Este mesmo Rei, em 1648, mandou cunhar moedas de ouro e de prata chamadas Conceição, com a seguinte legenda: no anverso Joannes IIII, D. G. Portugaliae et Algarbiae Rex, a cruz da Ordem de Cristo, e no centro as armas de Portugal. No reverso a imagem de Nossa Senhora da Conceição, sobre o globo e a meia-lua, com data de 1648, e nos lados o sol, o espelho, o horto, a casa de ouro, a fonte selada e a arca do santuário e a legenda TVTELARIS REGNI.

A 30 de Junho de 1654, o referido monarca, enviou a todas as Câmaras cópia da inscrição latina comemorativa do juramento solene feito em 25 de Março de 1646 e para que fosse mais notória a obrigação de defender “que a Virgem Senhora Nossa foi concebida sem pecado original” ordenou que aquela inscrição fosse gravada em pedra e colocada nas portas e lugares públicos das cidades e vilas do reino(2).

Também neste mesmo ano de 1654 o reitor, lentes, doutores e mestres da Universidade de Coimbra, reuniram-se e determinaram que a fórmula do juramento de todos os futuros graduados começasse pela declaração de «defender sempre e em toda a parte que a Bem-aventurada Virgem Maria, Mãe de Deus, foi concebida sem a mancha do pecado original». E até 1910 o cumprimento de tal juramento era condição para se obter qualquer grau universitário.

Por Decreto de 20 de Junho de 1696, o Príncipe Regente D. Pedro, futuro D. Pedro II, aprovou a “Confraria dos Escravos de Nossa Senhora da Conceição”, cujo objecto era o de promover e incutir nos membros uma especial devoção a Nossa Senhora da Conceição.

O rei D. João V, a 12 de Dezembro de 1717, em circular enviada à Universidade de Coimbra e a todos os prelados e colegiais do reino, recomendava-lhes que todos os anos celebrassem nas suas igrejas a festa da Imaculada Conceição, recordando o juramento de D. João IV.

O futuro rei D. João VI, por Decreto de 6 de Fevereiro de 1818, fundou a “Ordem Militar de Nossa Senhora da Conceição”, de natureza honorífica, com sede em Vila Viçosa, dando-lhe estatutos por alvará de 10 de Setembro de 1819.

Em 1935 celebrou-se a primeira grande Peregrinação Nacional a Vila Viçosa, e em 1946, no dia 25 de Março, comemorou-se o tricentenário da proclamação da Padroeira, com a consagração de Portugal à Santa Mãe de Deus.

Também o Papa João Paulo II que a 14 de Maio de 1982 visitou o Santuário de Nossa Senhora da Conceição de Vila Viçosa, no discurso de saudação ao novo embaixador de Portugal junto à Santa Sé, referiu o seguinte: ”A Deus Todo-poderoso confio a sociedade portuguesa inteira, sobre todos, invocando a abundância dos favores celestes por intercessão de Nossa Senhora da Conceição, que Portugal, há 350 anos, no Santuário de Vila Viçosa e pela voz da sua máxima Autoridade civil com explicita adesão dos Representantes da Nação, escolheu servir e honrar como Padroeira e Rainha.
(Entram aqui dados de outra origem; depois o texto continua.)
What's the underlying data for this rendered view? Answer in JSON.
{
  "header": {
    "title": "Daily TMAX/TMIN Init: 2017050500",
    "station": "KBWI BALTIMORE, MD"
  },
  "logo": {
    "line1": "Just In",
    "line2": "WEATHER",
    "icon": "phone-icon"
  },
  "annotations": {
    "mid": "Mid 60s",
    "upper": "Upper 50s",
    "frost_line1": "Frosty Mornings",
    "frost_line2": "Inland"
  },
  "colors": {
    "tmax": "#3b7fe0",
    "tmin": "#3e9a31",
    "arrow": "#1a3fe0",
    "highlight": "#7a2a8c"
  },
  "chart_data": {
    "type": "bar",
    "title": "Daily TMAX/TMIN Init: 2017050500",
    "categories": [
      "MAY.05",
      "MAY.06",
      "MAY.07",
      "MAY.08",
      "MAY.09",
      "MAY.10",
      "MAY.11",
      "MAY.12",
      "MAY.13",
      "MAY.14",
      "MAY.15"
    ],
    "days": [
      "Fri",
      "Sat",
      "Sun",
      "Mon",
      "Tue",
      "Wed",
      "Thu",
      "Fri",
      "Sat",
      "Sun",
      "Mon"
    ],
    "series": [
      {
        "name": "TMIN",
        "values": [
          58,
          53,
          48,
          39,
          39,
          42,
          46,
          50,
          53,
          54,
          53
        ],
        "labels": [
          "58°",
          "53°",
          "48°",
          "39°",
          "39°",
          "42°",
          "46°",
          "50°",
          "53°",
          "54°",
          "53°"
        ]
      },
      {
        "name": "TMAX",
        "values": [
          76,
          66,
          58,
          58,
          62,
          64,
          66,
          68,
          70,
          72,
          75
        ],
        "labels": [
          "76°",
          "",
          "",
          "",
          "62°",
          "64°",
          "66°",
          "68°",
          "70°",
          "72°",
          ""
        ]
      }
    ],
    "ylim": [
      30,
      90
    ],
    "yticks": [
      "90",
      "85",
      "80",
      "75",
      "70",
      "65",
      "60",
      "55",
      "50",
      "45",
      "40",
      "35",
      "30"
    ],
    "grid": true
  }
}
Deus abençoe e proteja Portugal!(3)

Desde que Nossa Senhora da Conceição é Padroeira de Portugal, os nossos monarcas, nunca mais colocaram a coroa na cabeça (pois isso equivaleria a usurpar um direito que pertencente a Nossa Senhora) e apenas em ocasiões solenes, a coroa era posta sobre uma almofada, ao seu lado direito.

Como devoto de Nossa Senhora não posso deixar de terminar com um solene cântico, que diz muito a todos os Portugueses:

 

Salve, nobre Padroeira,
Do povo Teu protegido,
Entre todos escolhido,
Para povo do Senhor.

 

 Ó glória da nossa terra,
Que tens salvado mil vezes!
Enquanto houver Portugueses,
Tu serás o seu amor
! Bis

 

 És a nossa Padroeira
Não largues o Padroado
Do rebanho confiado
Ao teu poder protector.

 

 És a obra mais sublime
Que saiu das mãos de Deus.
Nem na terra nem nos céus,
Há criatura maior!

 

 Flor de suave perfume
Para toda a Lusa Gente,
Entre nós, em cada crente
Tens esmerado cultor.

 

 A Tua glória é valer-nos,
Não tens maior alegria;
Ninguém chama por Maria,
Que não alcance favor.

 

Portugal, qual outra Fénix,
À vida torne outra vez:
Não se chame português
Quem cristão de fé não for.

 

 * Este texto teve por base um estudo da minha autoria publicado 2004, intitulado "Nossa Senhora da Conceição, Padroeira de Portugal - subsídios para o estudo da sua devoção no concelho de Ponte de Lima", com edição do Instituto Limiano-Museu dos Terceiros.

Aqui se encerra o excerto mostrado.